Conducting a Business Meeting
Experienced local presidents say that the best run meetings are those that are well-planned in advance. You should develop an agenda and send it out ahead of time along with minutes form the last meeting and any other materials that might be helpful to have ahead of time. Good meetings start on time, end on time and do not get bogged down in the middle. Utilizing Robert’s Rules of Order will help to ensure that your meeting runs smoothly and that all have the opportunity to be heard.
- During discussion, the president never takes sides but should act as a moderator seeing that all issues are fairly debated. Do not use the meeting as your personal “bully pulpit.”
- All members are equal: in rights, privileges and duties.
- Order must be preserved
- Members must be courteous in their remarks and actions
- Members are free to express their opinions, even if they are in a minority in their views.
- Business must be conducted efficiently and within a reasonable amount of time.
- Justice must be done to all by giving them an opportunity to speak and vote.
- Give everyone wishing to speak opportunity to do so before calling on the same person twice.
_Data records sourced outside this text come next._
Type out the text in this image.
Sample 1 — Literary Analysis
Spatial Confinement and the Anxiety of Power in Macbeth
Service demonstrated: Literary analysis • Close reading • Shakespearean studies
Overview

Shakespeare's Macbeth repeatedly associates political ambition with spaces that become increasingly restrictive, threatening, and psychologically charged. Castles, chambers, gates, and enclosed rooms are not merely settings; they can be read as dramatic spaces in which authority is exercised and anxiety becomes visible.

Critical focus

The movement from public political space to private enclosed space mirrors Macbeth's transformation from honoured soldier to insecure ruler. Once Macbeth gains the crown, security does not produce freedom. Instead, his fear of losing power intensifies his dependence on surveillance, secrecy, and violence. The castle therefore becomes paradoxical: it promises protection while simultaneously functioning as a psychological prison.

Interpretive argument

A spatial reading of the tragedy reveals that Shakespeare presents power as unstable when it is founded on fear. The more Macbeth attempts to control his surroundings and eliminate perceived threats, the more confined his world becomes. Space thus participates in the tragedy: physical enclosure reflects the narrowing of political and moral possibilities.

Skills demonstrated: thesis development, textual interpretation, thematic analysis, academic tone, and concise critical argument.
- The president never makes a motion nor debates from the chair without first having appointed someone (the vice president) to preside over the meeting. The person appointed presides over the meeting until the vote has been announced.
Parliamentary Procedure for Local Presidents
The following is a sample agenda you may want to use when you have association board meetings.
Meeting called to order
The president calls the meeting to order and makes the opening remarks.
Roll call, if necessary.
It is important to note that the secretary takes the minutes during a meeting and that attendance of all members, nonmembers, and guests should be recorded in the minutes. A sign-in is another option if you don’t want to call roll.
Approval of the minutes
Send out advance copies of the minutes so that all have a chance to look them over prior to the meeting.
Minutes should not identify who said what. Be sure that they provide a broad overview of motions made and votes but do not detail comments and discussion pertaining to specific individuals.
Request any corrections to the minutes.
No motion is needed to receive the treasurer’s report unless the report is audited.
Reports of officers
Reports of committees
Committee chairpersons who are to report should sit up front.
No motion is needed for adoption of committee reports unless recommendations for association action are made.
Committee recommendations for action
A motion to adopt is usually made by the committee chairperson and seconded by a committee member.
Each motion is discussed and voted up or down before another main motion can be proposed.
The same procedure can be followed for any motion that is made during the meeting.
Unfinished business (old business)
Unfinished business from the last meeting is brought to the floor for action.
Other items for discussion or program (if any)*
The president automatically adjourns the meeting, except when there is unfinished business. Then a motion for adjournment must be made and voted on.